By CTA—Christ to All
When Jesus gave us a new commandment in John 13:34 to love one another, he set a new standard for how we care for each other. One way to care about the next generation is to mentor them in behavior, skills, and faith.
February, as the month known for the celebration of love, is a perfect time to begin a mentoring program with the men in your men’s group and the children in your congregation or community. Each of us is uniquely gifted, and sharing that giftedness with someone who is interested in growing is a joy for both involved. In a time when many families have moved away from their parents, children lose the joy of growing up with a grandparent nearby and grandparents miss out on the everyday interactions with their grandchildren. A mentoring program can help fill that void for both grandparents and grandchildren.
Whatever type of relationships you want to foster, here are key steps to consider as you set up your program:
- Define the purpose and the goals—for both the mentor and the mentee. As an example, for the mentor: The purpose is to share time with a child between 8–16 years of age, listening to issues and helping sort out a Christ-centered approach to dealing with them. From the mentee perspective: The purpose is to have someone dedicated to helping a child or youth sort through current issues and learn how to resolve them.
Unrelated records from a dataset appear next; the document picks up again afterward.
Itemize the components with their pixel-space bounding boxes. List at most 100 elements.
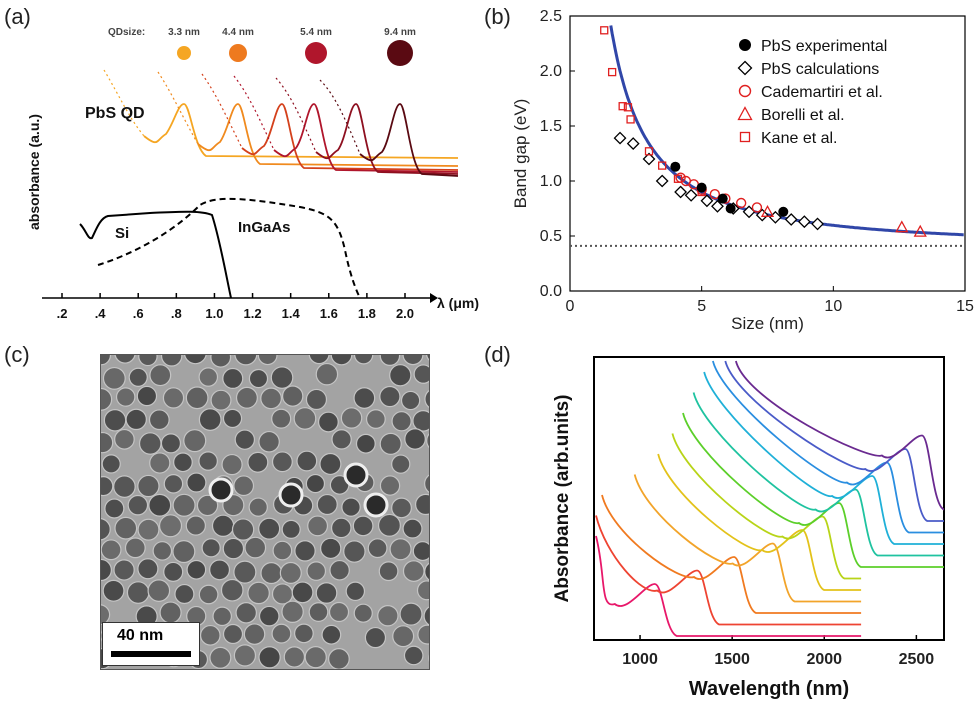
tem-particle: [307, 515, 329, 537]
tem-particle: [391, 454, 411, 474]
tem-particle: [137, 558, 159, 580]
marker-pbs-calculations: [811, 217, 824, 231]
marker-pbs-experimental: [696, 182, 707, 193]
tem-particle: [378, 561, 399, 582]
panel-b-ytick-label: 1.0: [540, 173, 562, 190]
marker-pbs-experimental: [717, 193, 728, 204]
marker-kane: [673, 174, 683, 183]
marker-pbs-calculations: [700, 194, 714, 208]
tem-particle: [137, 518, 160, 541]
marker-pbs-experimental: [778, 206, 789, 217]
tem-particle: [102, 366, 126, 390]
pbs-spectrum: [273, 103, 459, 173]
tem-particle: [114, 355, 136, 364]
tem-particle: [270, 366, 294, 389]
tem-particle: [209, 646, 232, 669]
tem-particle: [210, 355, 232, 368]
tem-particle: [403, 645, 424, 666]
tem-particle: [258, 517, 281, 540]
panel-b-ytick-label: 0.0: [540, 283, 562, 300]
marker-kane: [644, 147, 654, 156]
legend-entry: Kane et al.: [761, 130, 838, 147]
qd-size-dot: [305, 42, 327, 64]
tem-particle: [258, 646, 281, 669]
tem-particle: [185, 515, 206, 536]
tem-particle: [389, 538, 412, 561]
tem-particle: [102, 579, 125, 602]
tem-particle: [415, 493, 429, 516]
tem-particle: [124, 537, 146, 559]
panel-d-ylabel: Absorbance (arb.units): [552, 395, 573, 603]
tem-particle: [423, 606, 429, 626]
tem-particle: [426, 433, 429, 449]
tem-particle: [198, 451, 218, 471]
tem-particle: [101, 539, 122, 561]
marker-pbs-calculations: [626, 137, 640, 151]
panel-label-a: (a): [4, 4, 31, 29]
absorbance-spectrum: [671, 433, 862, 580]
tem-particle: [184, 355, 207, 365]
tem-particle: [367, 538, 388, 559]
tem-particle: [364, 626, 387, 649]
marker-kane: [600, 26, 609, 35]
absorbance-spectrum: [703, 371, 944, 545]
tem-particle: [308, 602, 329, 622]
tem-particle: [163, 561, 184, 582]
tem-particle: [128, 367, 148, 387]
marker-pbs-calculations: [674, 185, 688, 199]
pbs-spectrum-dotted: [157, 71, 199, 145]
ingaas-label: InGaAs: [238, 219, 291, 236]
tem-particle: [305, 388, 328, 411]
tem-particle: [137, 474, 160, 498]
marker-kane: [623, 103, 633, 112]
tem-particle: [377, 513, 401, 537]
absorbance-spectrum: [595, 515, 862, 626]
panel-b-ytick-label: 0.5: [540, 228, 562, 245]
tem-image: [100, 354, 430, 670]
tem-particle: [271, 408, 292, 429]
tem-particle: [222, 367, 244, 389]
qd-size-dot: [177, 46, 191, 60]
tem-particle-bright: [278, 482, 304, 508]
pbs-spectrum: [241, 103, 459, 171]
tem-particle: [162, 387, 185, 409]
tem-particle: [257, 355, 278, 366]
tem-particle: [235, 386, 258, 409]
marker-pbs-calculations: [737, 60, 753, 76]
tem-particle: [127, 494, 149, 516]
tem-particle: [101, 558, 112, 582]
tem-particle: [402, 518, 423, 539]
pbs-spectrum: [359, 103, 459, 177]
marker-borelli: [737, 106, 753, 121]
tem-particle: [328, 648, 350, 669]
tem-particle: [101, 454, 121, 474]
tem-particle: [186, 559, 207, 580]
panel-a-group: QDsize: PbS QD absorbance (a.u.) Si InGa…: [26, 27, 479, 311]
marker-kane: [658, 161, 667, 170]
tem-particle: [404, 428, 426, 450]
tem-particle: [271, 451, 293, 473]
absorbance-spectrum: [724, 360, 944, 522]
tem-particle: [234, 429, 256, 450]
tem-particle: [417, 624, 429, 645]
legend-entry: Cademartiri et al.: [761, 84, 883, 101]
marker-pbs-experimental: [739, 39, 751, 51]
qdsize-label: QDsize:: [108, 27, 145, 38]
tem-particle: [149, 364, 172, 387]
tem-particle: [321, 624, 342, 645]
tem-particle: [341, 497, 361, 517]
tem-particle: [243, 623, 266, 645]
tem-particle: [424, 389, 429, 409]
tem-particle: [377, 605, 399, 627]
tem-particle: [235, 602, 257, 624]
panel-a-spectra: [103, 69, 459, 177]
tem-particle: [331, 429, 352, 450]
legend-entry: Borelli et al.: [761, 107, 845, 124]
tem-particle: [101, 518, 111, 541]
tem-particle: [196, 494, 219, 517]
tem-particle: [389, 364, 412, 387]
marker-cademartiri: [709, 188, 721, 200]
marker-borelli: [760, 204, 775, 217]
tem-particle: [294, 540, 316, 562]
tem-particle: [115, 387, 136, 407]
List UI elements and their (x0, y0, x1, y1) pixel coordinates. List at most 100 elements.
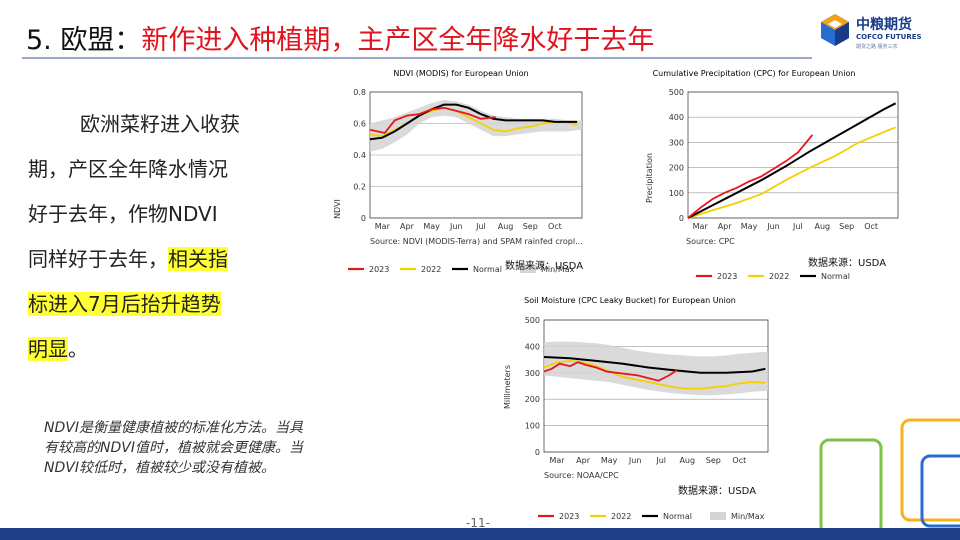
y-tick-label: 200 (669, 164, 684, 173)
series-line-2023 (543, 361, 678, 382)
chart-title: NDVI (MODIS) for European Union (393, 69, 528, 78)
legend-label: Normal (663, 512, 692, 521)
y-tick-label: 400 (525, 342, 540, 351)
y-tick-label: 0.4 (353, 151, 366, 160)
y-tick-label: 300 (525, 369, 540, 378)
legend-label: Normal (473, 265, 502, 274)
y-tick-label: 100 (669, 189, 684, 198)
x-tick-label: Jul (655, 456, 666, 465)
y-axis-label: Precipitation (645, 153, 654, 203)
logo-tagline: 期货之路 服务三农 (856, 44, 898, 50)
legend-label: 2022 (421, 265, 441, 274)
summary-line: 标进入7月后抬升趋势 (28, 282, 278, 327)
y-tick-label: 0 (361, 214, 366, 223)
legend-label: 2023 (559, 512, 579, 521)
x-tick-label: May (601, 456, 618, 465)
summary-line: 明显。 (28, 327, 278, 372)
x-tick-label: Oct (732, 456, 746, 465)
y-tick-label: 500 (525, 316, 540, 325)
decorative-corner-lines (819, 418, 960, 530)
data-source-note: 数据来源：USDA (505, 261, 584, 272)
legend-label: Min/Max (731, 512, 765, 521)
x-tick-label: Jul (475, 222, 486, 231)
x-tick-label: Oct (548, 222, 562, 231)
company-logo: 中粮期货 COFCO FUTURES 期货之路 服务三农 (818, 12, 938, 56)
page-title: 5. 欧盟：新作进入种植期，主产区全年降水好于去年 (26, 18, 654, 57)
series-line-2023 (687, 134, 814, 219)
title-headline: 新作进入种植期，主产区全年降水好于去年 (141, 25, 655, 56)
summary-paragraph: 欧洲菜籽进入收获 期，产区全年降水情况 好于去年，作物NDVI 同样好于去年，相… (28, 102, 278, 372)
x-tick-label: Jun (628, 456, 642, 465)
legend-label: 2023 (717, 272, 737, 281)
summary-text: 。 (68, 337, 88, 361)
x-tick-label: Mar (549, 456, 565, 465)
legend-swatch (710, 512, 726, 520)
x-tick-label: Oct (864, 222, 878, 231)
ndvi-definition-note: NDVI是衡量健康植被的标准化方法。当具有较高的NDVI值时，植被就会更健康。当… (44, 420, 303, 476)
x-tick-label: Aug (814, 222, 830, 231)
data-source-note: 数据来源：USDA (678, 486, 757, 497)
x-tick-label: Apr (400, 222, 415, 231)
y-axis-label: Millimeters (503, 365, 512, 409)
blue-frame-decoration (920, 454, 960, 528)
legend-label: 2022 (611, 512, 631, 521)
plot-frame (687, 91, 899, 219)
summary-line: 同样好于去年，相关指 (28, 237, 278, 282)
green-frame-decoration (819, 438, 883, 530)
logo-mark-icon (821, 14, 849, 46)
y-tick-label: 0 (535, 448, 540, 457)
page-number: -11- (466, 516, 490, 530)
series-line-normal (543, 356, 766, 374)
logo-en-text: COFCO FUTURES (856, 33, 922, 41)
x-tick-label: Mar (693, 222, 709, 231)
precipitation-chart: Cumulative Precipitation (CPC) for Europ… (645, 69, 899, 281)
x-tick-label: Aug (679, 456, 695, 465)
footer-bar (0, 528, 960, 540)
summary-text: 同样好于去年， (28, 247, 168, 271)
x-tick-label: Apr (576, 456, 591, 465)
y-tick-label: 0.6 (353, 120, 366, 129)
y-axis-label: NDVI (333, 199, 342, 219)
y-tick-label: 0.8 (353, 88, 366, 97)
x-tick-label: Aug (498, 222, 514, 231)
data-source-note: 数据来源：USDA (808, 258, 887, 269)
highlighted-text: 明显 (28, 337, 68, 361)
y-tick-label: 100 (525, 422, 540, 431)
x-tick-label: Apr (718, 222, 733, 231)
plot-frame (369, 91, 583, 219)
legend-swatch (520, 265, 536, 273)
series-line-normal (687, 102, 897, 219)
chart-source: Source: NDVI (MODIS-Terra) and SPAM rain… (370, 237, 583, 246)
summary-line: 好于去年，作物NDVI (28, 202, 218, 226)
y-tick-label: 300 (669, 138, 684, 147)
chart-source: Source: CPC (686, 237, 735, 246)
x-tick-label: Sep (706, 456, 721, 465)
x-tick-label: Sep (523, 222, 538, 231)
y-tick-label: 0.2 (353, 183, 366, 192)
legend-label: Min/Max (541, 265, 575, 274)
logo-cn-text: 中粮期货 (856, 17, 912, 33)
highlighted-text: 标进入7月后抬升趋势 (28, 292, 221, 316)
x-tick-label: May (741, 222, 758, 231)
series-line-normal (369, 103, 578, 141)
legend-label: 2022 (769, 272, 789, 281)
chart-title: Soil Moisture (CPC Leaky Bucket) for Eur… (524, 296, 736, 305)
chart-source: Source: NOAA/CPC (544, 471, 619, 480)
x-tick-label: Mar (375, 222, 391, 231)
title-prefix: 5. 欧盟： (26, 25, 142, 56)
legend-label: 2023 (369, 265, 389, 274)
x-tick-label: May (423, 222, 440, 231)
y-tick-label: 0 (679, 214, 684, 223)
y-tick-label: 200 (525, 395, 540, 404)
y-tick-label: 500 (669, 88, 684, 97)
x-tick-label: Sep (839, 222, 854, 231)
series-line-2022 (687, 126, 896, 219)
summary-line: 欧洲菜籽进入收获 (80, 112, 240, 136)
highlighted-text: 相关指 (168, 247, 228, 271)
title-divider (22, 57, 812, 59)
yellow-frame-decoration (900, 418, 960, 522)
ndvi-chart: NDVI (MODIS) for European Union 0 0.2 0.4 0… (333, 69, 583, 274)
soil-moisture-chart: Soil Moisture (CPC Leaky Bucket) for Eur… (503, 296, 769, 521)
series-line-2023 (369, 106, 496, 134)
summary-line: 期，产区全年降水情况 (28, 157, 228, 181)
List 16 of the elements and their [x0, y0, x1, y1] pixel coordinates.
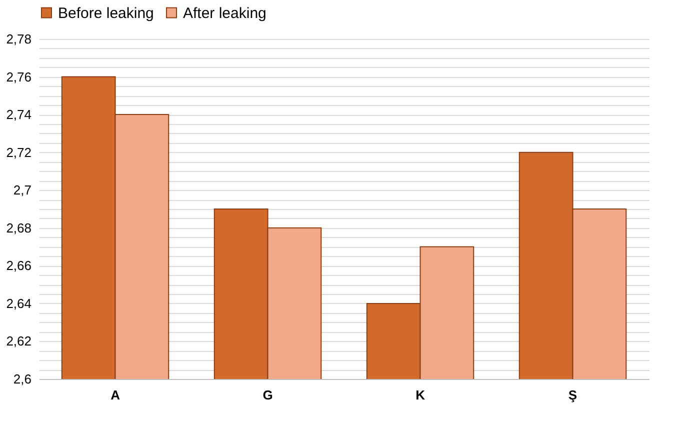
legend-label: After leaking	[183, 4, 266, 22]
y-tick-label: 2,72	[6, 144, 32, 160]
y-tick-label: 2,78	[6, 32, 32, 46]
y-tick-label: 2,76	[6, 69, 32, 84]
x-tick-label: A	[110, 388, 121, 402]
y-tick-label: 2,74	[6, 107, 32, 122]
legend-label: Before leaking	[58, 4, 154, 22]
y-tick-label: 2,6	[13, 372, 32, 386]
x-tick-label: G	[262, 388, 273, 402]
x-tick-label: Ş	[568, 388, 578, 402]
x-tick-label: K	[416, 388, 426, 402]
y-tick-label: 2,66	[6, 258, 32, 274]
y-tick-label: 2,7	[13, 182, 32, 198]
y-tick-label: 2,68	[6, 220, 32, 236]
y-tick-label: 2,62	[6, 334, 32, 349]
y-tick-label: 2,64	[6, 296, 32, 311]
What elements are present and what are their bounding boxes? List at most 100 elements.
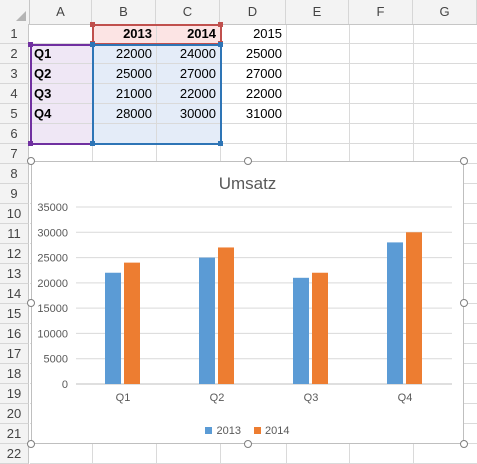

- Define the program—How many mentors and mentees are you wanting to participate? How will you match participants? How long will the mentoring relationship last? What mentoring options will you offer to mentees?
- Define your sign-up process—How will people sign up to be mentors and mentees? Will you start with the mentors and then center the program around their skills? Or start with the kids that are ideal candidates and find mentors to support them?
- Define the support for the mentors—What staff support and back-up will you be offering to the mentors? Will there be a regular check-in with a mentor coordinator? Will there be a time for all mentors to talk about how each of their relationships is going?
Who needs to be involved with the decision of the program from the church staff—the pastor, the children’s and youth ministers? Is there anyone else? How can this program work for the entire congregation through the men’s ministry team?
This type of mentoring program is a form of intergenerational ministry. Research has shown indicators (as discussed here) that strong intergenerational disciple-making relationships were critical to child, youth and young adult maturity, to faith development, to youth retention, and to longevity across all life stages. Essentially the more connections you have to a group the more connected you remain. It’s easily demonstrated in the secular world by high-school reunions who enjoy larger numbers of attendees in the fifth year than they do in the fifteenth year.
Implementing the commandment to love one another in the intergenerational sense bonds children to the Church in a variety of ways that help build that lasting foundation for a lifelong relationship with Christ and his Church.